Feb. 8th, 2026 07:15 am
varidog: (Default)
[personal profile] varidog
Descenders is a downhill mountain bike game. How cool is that? It was outside my normal play style, but I gave it a go anyway, with my best sporting spirit.

You go downhill mountain biking through randomly created tracks. Everybody's going at their own pace. If you complete a track, you get an option to go to the next track, all over the mountain, where you get to ride more. When it comes to focus, the designers go this right. It's all downhill all the time.

Since I'm not into mountain biking, almost all of this was new to me, so there was a learning curve. In game, there's no place more dangerous than the beginning tutorial area. When I got started, I wiped out so quickly and so often that I began howling in laughter. That humor helped. In this game, you will wipe out, and when learning to do things, wipe out often. You need to get comfortable with that. Wiping out is also the only penalty that there is. 

As you do things you earn rep, and as you earn rep, you get gear, transforming yourself from a generic beginner into a colorful rider. You can also get sponsored by a team and get their team colors. I was a nutcase on cross country enough that I got the green uniform.

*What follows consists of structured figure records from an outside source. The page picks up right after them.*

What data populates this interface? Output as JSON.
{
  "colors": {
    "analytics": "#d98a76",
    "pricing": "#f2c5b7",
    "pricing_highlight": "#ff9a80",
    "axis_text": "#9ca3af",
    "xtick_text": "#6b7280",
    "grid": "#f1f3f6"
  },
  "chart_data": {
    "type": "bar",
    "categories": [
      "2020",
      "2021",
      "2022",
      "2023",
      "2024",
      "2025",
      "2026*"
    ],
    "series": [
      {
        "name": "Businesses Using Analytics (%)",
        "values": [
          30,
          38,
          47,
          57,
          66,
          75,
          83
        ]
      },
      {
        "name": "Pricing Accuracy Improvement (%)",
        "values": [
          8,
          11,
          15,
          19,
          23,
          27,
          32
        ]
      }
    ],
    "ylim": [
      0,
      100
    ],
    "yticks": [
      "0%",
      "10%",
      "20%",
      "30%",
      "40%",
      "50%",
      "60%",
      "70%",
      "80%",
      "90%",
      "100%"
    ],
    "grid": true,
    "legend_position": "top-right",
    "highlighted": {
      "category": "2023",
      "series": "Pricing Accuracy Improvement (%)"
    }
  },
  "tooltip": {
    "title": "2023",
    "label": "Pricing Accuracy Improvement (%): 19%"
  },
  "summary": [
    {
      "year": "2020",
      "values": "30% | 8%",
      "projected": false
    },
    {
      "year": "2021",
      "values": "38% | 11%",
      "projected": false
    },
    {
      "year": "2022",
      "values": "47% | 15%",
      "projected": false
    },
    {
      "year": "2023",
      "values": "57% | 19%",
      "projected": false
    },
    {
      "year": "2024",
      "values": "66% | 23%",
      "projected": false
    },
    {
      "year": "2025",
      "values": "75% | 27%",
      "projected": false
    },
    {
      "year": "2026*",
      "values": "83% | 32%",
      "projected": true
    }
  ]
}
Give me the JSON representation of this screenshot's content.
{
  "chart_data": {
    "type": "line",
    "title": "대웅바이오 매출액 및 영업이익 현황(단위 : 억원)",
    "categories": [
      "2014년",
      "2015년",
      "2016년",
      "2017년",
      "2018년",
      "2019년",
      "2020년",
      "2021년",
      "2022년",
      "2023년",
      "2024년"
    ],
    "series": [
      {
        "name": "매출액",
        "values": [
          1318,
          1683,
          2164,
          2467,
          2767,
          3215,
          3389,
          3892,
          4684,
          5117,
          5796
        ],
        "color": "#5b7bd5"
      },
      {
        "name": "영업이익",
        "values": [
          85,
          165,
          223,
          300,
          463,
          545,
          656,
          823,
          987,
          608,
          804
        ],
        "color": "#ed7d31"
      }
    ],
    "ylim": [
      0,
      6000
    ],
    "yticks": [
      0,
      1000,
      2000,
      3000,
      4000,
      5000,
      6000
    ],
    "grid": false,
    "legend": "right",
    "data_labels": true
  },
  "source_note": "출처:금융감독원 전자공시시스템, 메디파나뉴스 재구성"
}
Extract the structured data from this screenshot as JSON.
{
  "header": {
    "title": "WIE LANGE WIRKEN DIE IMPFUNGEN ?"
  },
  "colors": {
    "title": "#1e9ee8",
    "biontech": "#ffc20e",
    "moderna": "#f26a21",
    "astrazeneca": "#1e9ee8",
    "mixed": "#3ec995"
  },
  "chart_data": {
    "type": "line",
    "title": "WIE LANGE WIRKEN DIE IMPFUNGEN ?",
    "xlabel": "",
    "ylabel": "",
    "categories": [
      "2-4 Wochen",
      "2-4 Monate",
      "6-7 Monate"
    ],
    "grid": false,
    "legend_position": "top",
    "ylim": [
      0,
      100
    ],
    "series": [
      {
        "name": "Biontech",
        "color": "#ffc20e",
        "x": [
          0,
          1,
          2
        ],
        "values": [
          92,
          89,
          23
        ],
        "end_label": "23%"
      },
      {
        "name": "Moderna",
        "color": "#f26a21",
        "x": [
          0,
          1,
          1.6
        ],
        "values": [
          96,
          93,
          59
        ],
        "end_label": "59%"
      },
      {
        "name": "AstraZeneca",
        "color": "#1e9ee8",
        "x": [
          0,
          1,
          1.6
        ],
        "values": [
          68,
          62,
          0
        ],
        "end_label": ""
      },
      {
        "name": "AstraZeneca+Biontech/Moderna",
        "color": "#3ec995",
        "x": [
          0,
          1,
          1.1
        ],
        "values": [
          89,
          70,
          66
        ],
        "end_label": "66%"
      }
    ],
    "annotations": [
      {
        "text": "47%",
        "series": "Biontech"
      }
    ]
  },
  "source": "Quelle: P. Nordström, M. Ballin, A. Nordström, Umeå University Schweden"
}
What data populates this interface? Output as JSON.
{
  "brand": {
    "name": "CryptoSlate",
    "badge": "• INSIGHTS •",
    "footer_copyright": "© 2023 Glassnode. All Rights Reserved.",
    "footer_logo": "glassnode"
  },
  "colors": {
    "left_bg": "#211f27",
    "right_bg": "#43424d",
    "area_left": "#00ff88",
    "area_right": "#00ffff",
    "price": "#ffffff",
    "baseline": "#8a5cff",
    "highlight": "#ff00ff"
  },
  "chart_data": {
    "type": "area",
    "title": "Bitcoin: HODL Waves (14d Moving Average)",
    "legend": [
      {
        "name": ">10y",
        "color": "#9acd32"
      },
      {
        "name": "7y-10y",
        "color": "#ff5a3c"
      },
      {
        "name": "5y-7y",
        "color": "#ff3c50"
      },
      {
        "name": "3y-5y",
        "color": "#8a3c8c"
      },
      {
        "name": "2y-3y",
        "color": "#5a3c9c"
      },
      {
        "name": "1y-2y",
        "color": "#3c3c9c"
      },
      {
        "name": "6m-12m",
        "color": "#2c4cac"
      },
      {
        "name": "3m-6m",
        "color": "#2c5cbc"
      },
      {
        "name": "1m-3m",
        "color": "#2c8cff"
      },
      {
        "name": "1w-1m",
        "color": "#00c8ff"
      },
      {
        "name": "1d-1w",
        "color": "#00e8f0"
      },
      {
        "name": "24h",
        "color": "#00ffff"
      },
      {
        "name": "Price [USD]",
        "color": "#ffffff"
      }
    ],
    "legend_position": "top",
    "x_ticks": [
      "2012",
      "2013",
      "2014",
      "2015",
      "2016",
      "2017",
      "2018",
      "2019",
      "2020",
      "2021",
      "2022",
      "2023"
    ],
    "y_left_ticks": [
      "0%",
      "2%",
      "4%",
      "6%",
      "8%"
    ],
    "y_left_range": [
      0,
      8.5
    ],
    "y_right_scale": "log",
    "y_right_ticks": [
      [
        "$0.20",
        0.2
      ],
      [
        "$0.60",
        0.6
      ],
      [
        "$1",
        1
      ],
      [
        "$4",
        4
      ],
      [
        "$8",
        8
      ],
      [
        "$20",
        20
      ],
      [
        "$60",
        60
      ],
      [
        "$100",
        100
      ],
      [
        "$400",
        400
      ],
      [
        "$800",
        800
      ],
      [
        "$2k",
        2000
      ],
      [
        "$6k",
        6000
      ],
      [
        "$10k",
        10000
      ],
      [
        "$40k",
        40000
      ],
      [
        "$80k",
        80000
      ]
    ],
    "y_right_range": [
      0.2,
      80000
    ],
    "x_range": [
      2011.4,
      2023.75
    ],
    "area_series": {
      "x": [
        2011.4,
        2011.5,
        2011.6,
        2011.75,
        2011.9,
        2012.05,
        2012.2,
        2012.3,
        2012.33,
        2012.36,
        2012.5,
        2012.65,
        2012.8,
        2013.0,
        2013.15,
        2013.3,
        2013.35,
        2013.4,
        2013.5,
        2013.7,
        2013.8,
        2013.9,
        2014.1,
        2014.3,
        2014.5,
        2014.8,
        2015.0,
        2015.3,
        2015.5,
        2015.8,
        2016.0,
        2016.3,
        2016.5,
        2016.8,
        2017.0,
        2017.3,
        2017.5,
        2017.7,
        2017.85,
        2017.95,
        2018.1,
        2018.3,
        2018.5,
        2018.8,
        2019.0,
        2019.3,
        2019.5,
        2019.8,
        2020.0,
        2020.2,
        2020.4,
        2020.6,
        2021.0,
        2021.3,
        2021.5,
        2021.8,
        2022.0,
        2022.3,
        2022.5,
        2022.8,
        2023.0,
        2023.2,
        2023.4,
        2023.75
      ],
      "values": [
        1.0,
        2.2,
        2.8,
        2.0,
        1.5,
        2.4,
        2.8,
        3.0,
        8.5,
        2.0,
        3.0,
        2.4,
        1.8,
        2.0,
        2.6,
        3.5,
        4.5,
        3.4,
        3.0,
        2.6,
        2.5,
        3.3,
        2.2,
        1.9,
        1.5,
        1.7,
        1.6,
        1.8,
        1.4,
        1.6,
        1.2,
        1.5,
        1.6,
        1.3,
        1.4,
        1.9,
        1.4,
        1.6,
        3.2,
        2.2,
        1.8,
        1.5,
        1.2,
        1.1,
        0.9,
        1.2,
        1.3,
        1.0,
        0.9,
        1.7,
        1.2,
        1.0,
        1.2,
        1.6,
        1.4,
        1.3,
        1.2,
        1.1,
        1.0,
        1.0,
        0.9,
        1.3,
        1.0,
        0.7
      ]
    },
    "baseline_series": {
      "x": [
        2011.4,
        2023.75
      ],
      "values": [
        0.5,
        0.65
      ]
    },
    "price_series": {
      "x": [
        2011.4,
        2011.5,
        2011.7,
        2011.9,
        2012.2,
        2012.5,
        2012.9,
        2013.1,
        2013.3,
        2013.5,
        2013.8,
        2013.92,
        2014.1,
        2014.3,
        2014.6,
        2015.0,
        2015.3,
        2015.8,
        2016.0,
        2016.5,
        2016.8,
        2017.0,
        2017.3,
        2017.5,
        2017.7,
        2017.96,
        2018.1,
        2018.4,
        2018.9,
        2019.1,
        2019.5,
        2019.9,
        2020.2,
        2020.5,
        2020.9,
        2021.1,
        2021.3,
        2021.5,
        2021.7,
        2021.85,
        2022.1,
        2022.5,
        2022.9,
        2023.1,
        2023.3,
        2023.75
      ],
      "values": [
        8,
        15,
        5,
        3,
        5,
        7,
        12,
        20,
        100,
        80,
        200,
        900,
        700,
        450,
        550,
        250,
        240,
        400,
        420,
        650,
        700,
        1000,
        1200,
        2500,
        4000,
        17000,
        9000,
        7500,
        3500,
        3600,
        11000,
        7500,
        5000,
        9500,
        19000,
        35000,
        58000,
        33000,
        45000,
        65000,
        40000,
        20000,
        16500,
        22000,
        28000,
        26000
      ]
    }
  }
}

For my setup, I discovered that my controller way too twitchy. I'd throw myself off the path for at every maneuver, and even touching the brakes sent me flying over the handlebars. (This made me ask why my bike only has a front wheel brake.) I eventually found a better setting under the Steam options for that particular game, which helped, but even that was still too sensitive. In this type of game, the lack of an in-game controller adjustment is a significant omission.

I went way too fast early on, but I eventually learned to go slower, which helped. The best way that I found to go slower was to turn off the music. I could then hear the bike clicking.

I enjoyed the music, but they didn't nearly give me enough. More please.

Another thing that helped my control was changing into first person mode. With that, some of my real life bicycling skills kicked in.

I felt no sense of mass or inertia, which is usual for a racing game, an always presents as a problem. I also felt no sense of tire grip, which also messed with my head. I believe that their controls are linear, not on curves.

I found the stunt system rather annoying, and I eventually stopped attempting stunts because I crashed so early and often. They definitely need a better method for teaching the players how to do the various stunts. If the designers did include a method, beyond the tutorial, they didn't communicate it very well.

I found that the game punished you for going too fast, but it also punished you for not going fast enough, and there were some obstacles, like jumping over racks, that routinely got me. No matter how fast I went, I didn't go fast enough, even when I was going out of control fast. There had to be a method, but I never worked that out.

I eventually made it to the next area, so yay for me. I learned a little something.

Unfortunately, my eyes began bothering me. I can't do fast or twitchy games for very long before my eye sockets complain. That means that I can't do this game very much, which is a shame. It's a fun casual game once you get going.

If you like the feel of racing and going fast, but you don't actually like the structure of competing, this is an enjoyable game. It's a bit specialized, and has its rough edges, but it seems to get the most important parts right.